Gregory Samanez-Larkin - Duke University

Motivation in the Aging Brain

    Date:  09/12/2019 (Thu)

    Time:  3:30pm- 5:00pm

    Location:  Seminar will be held on-site: Gross Hall 270

    Organizer:  Laura Satterfield


Meeting Schedule: (Not currently open for scheduling. Please contact the seminar organizer listed above.)

    All meetings will be held in the same location as the seminar unless otherwise noted.

    3:30pm - Seminar Presentation (3:30pm to 5:00pm)
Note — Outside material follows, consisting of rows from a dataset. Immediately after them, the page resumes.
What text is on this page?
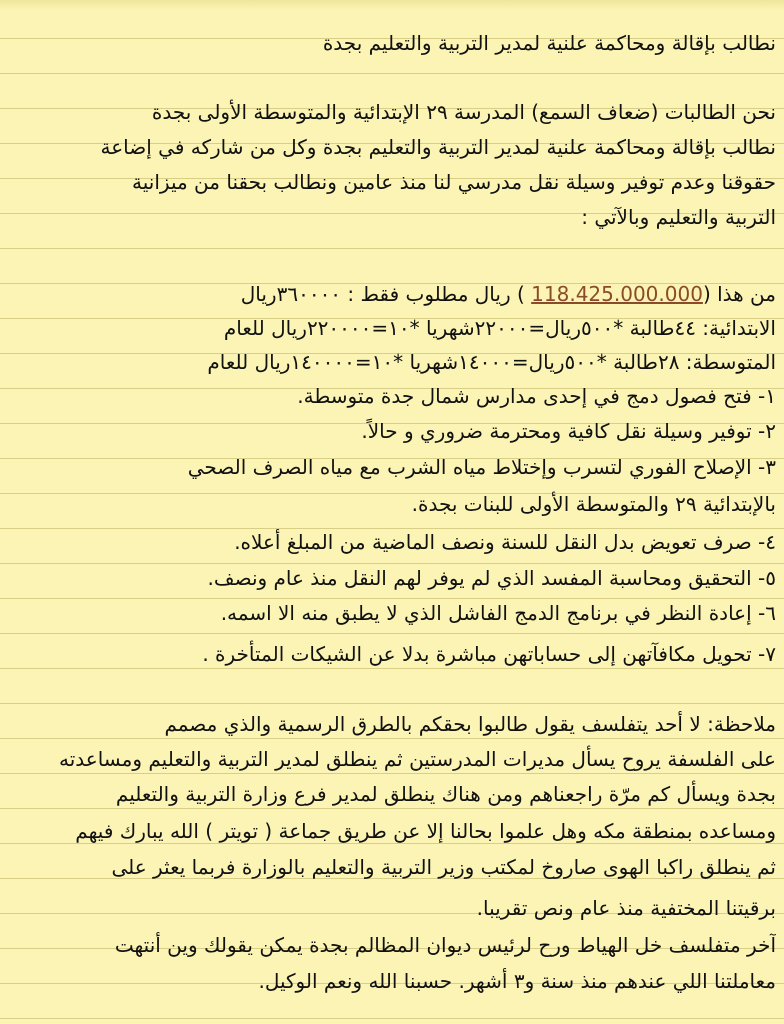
نطالب بإقالة ومحاكمة علنية لمدير التربية والتعليم بجدة
نحن الطالبات (ضعاف السمع) المدرسة ٢٩ الإبتدائية والمتوسطة الأولى بجدة
نطالب بإقالة ومحاكمة علنية لمدير التربية والتعليم بجدة وكل من شاركه في إضاعة
حقوقنا وعدم توفير وسيلة نقل مدرسي لنا منذ عامين ونطالب بحقنا من ميزانية
التربية والتعليم وبالآتي :
من هذا (118.425.000.000 ) ريال مطلوب فقط : ٣٦٠٠٠٠ريال
الابتدائية: ٤٤طالبة *٥٠٠ريال=٢٢٠٠٠شهريا *١٠=٢٢٠٠٠٠ريال للعام
المتوسطة: ٢٨طالبة *٥٠٠ريال=١٤٠٠٠شهريا *١٠=١٤٠٠٠٠ريال للعام
١- فتح فصول دمج في إحدى مدارس شمال جدة متوسطة.
٢- توفير وسيلة نقل كافية ومحترمة ضروري و حالاً.
٣- الإصلاح الفوري لتسرب وإختلاط مياه الشرب مع مياه الصرف الصحي
بالإبتدائية ٢٩ والمتوسطة الأولى للبنات بجدة.
٤- صرف تعويض بدل النقل للسنة ونصف الماضية من المبلغ أعلاه.
٥- التحقيق ومحاسبة المفسد الذي لم يوفر لهم النقل منذ عام ونصف.
٦- إعادة النظر في برنامج الدمج الفاشل الذي لا يطبق منه الا اسمه.
٧- تحويل مكافآتهن إلى حساباتهن مباشرة بدلا عن الشيكات المتأخرة .
ملاحظة: لا أحد يتفلسف يقول طالبوا بحقكم بالطرق الرسمية والذي مصمم
على الفلسفة يروح يسأل مديرات المدرستين ثم ينطلق لمدير التربية والتعليم ومساعدته
بجدة ويسأل كم مرّة راجعناهم ومن هناك ينطلق لمدير فرع وزارة التربية والتعليم
ومساعده بمنطقة مكه وهل علموا بحالنا إلا عن طريق جماعة ( تويتر ) الله يبارك فيهم
ثم ينطلق راكبا الهوى صاروخ لمكتب وزير التربية والتعليم بالوزارة فربما يعثر على
برقيتنا المختفية منذ عام ونص تقريبا.
آخر متفلسف خل الهياط ورح لرئيس ديوان المظالم بجدة يمكن يقولك وين أنتهت
معاملتنا اللي عندهم منذ سنة و٣ أشهر. حسبنا الله ونعم الوكيل.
    Additional Comments:  In the psychology literature it’s not uncommon to read speculation about whether adult age differences in behavior are due to “biological declines” OR “motivational changes”. The implication of these alternatives is that motivational change or preservation is not biological. The authors speculating are not necessarily dualists, but rather these questions have emerged as an artifact of the tools being used to study adult age effects on cognition and motivation. There has been a historical incompatibility in the field between motivational theories that are largely verbal and based on behavioral evidence and cognitive theories which are often more computational and based on a combination of behavioral and neurobiological evidence. In this more theoretically leaning talk, I will briefly present a series of findings from studies using fMRI and PET imaging of the dopamine system that are beginning to provide a neurobiological account of motivation and aging. In addition to resolving dualistic accounts of aging, the studies have identified preservation of motivational systems that may be used to further enhance function in older age. These discoveries have led to a shift in our lab research from primarily studying financial health to also studying physical health behavior change.